It’s very easy to make mistakes when creating a resume, but creating a resume outline is extremely important. In fact, this is crucial to your resume’s success. So, why is an outline so important? Basically, it helps you organize your thoughts and information into a concise, yet comprehensive format that a future employer can understand quickly and easily. Then, to further help you with your resume outline, I’ll give you some key pieces of the resume outline.

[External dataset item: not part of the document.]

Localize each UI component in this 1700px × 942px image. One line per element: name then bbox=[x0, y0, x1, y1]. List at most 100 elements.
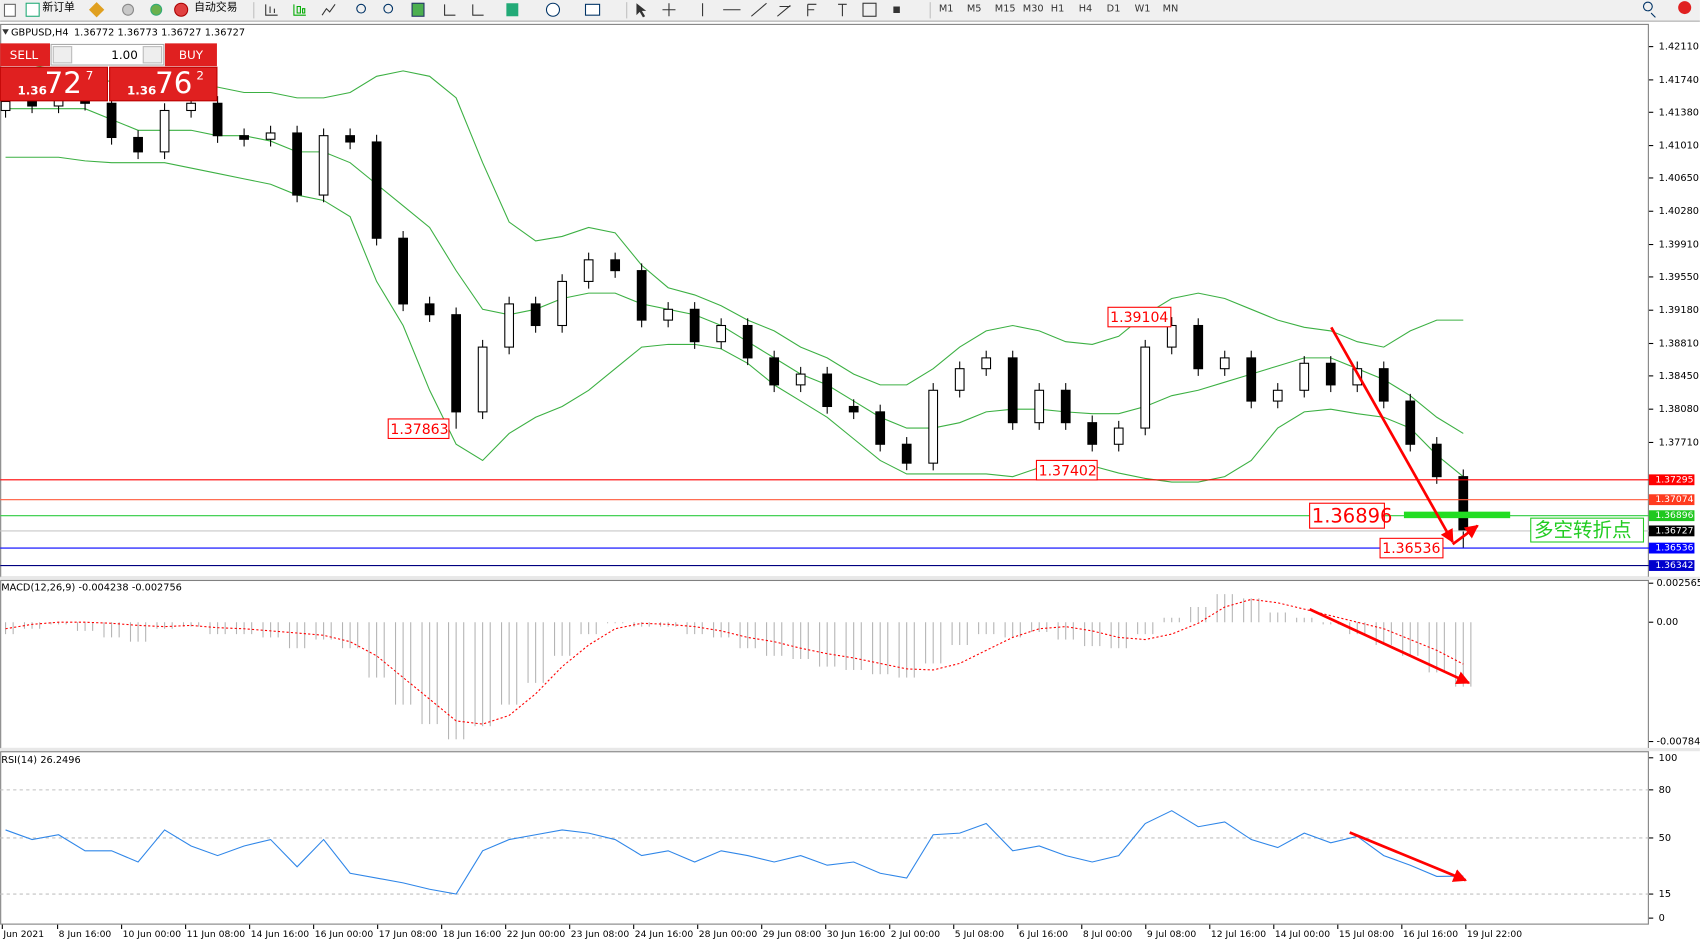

First, to help you get started, give an example of a basic resume outline to start with. Then explain the 7 key sections of the outline, which are then described in this article, so that you understand what a resume really is and how to build your own from the ground up. However, if you wish to start immediately, just start plugging in the relevant information about the job you’re applying for to your outline or resume template directly as you read on.
Next, you should identify your target audience and identify any unique aspects or skills you may find uniquely suitable for the position you’re applying for. For example, if you are applying for an accounting position, you may find yourself particularly interested in learning about tax laws, accounting software, or a new accounting concept. These are all appropriate topics for your resume outline. Just make sure they relate to your target audience.
Next, you should identify those hard skills you possess, as well as any soft skills you’ve learned along the way. Remember, a strong resume highlights your strong points, while a weaker resume highlights your weaknesses. For example, let’s assume you’re applying to be an account manager in a large financial firm. One of your strong points is being able to communicate with both employees and upper management. Your soft skills would be learning how to effectively communicate with customers.
Next, it’s important to determine the type of format you prefer for your resume outlines. There are many resume outline formats. The easiest is using a one page resume outline form where you list all of your qualifications with your job history, then include a personal essay at the end. Another option is using a two-page format, where you list your qualifications one at a time, then your objectives, and your related accomplishments. Finally, many employers prefer a resume outline that uses a one-page format, with just the title, contact information, and academic background information.
It’s also important to include your strengths and weaknesses in your resume outline in order to separate the relevant information from other information. For example, let’s say you’re applying for a position as an accounts receivable operator. In this particular job role, you’ll need to have solid knowledge of accounts receivable processing. However, if you’re a newcomer to this line of work, your strong skills may translate into troubleshooting problems, rather than making smooth customer relations. You should highlight any related experience that demonstrates your understanding of the industry. This includes but is not limited to, your soft skills of inventory control, your technical savvy, or your business management experience.
Finally, use bullet points to organize your resume’s content. Use these to direct your attention to key accomplishments. Use commas or spaces to break up large sections of text and to separate related tasks and certifications. Separate your lists of related skills and certifications by focusing on each one and using a bolder font or a different color.
When it comes to creating a resume, it’s crucial that you don’t simply list your qualifications or certifications out of context. Rather, you should think about how each qualification or certification relates to your potential career. For instance, if you’re interested in working with the healthcare team, your list of related skills and certifications could read something like, “Successfully trained in multi-use wound healing machines.” Instead, use bullet points to clearly display your related skills and certification so that readers can get an idea of where you see yourself in five or ten years. By doing so, you’ll create a more concise outline that’ll help you land that dream job.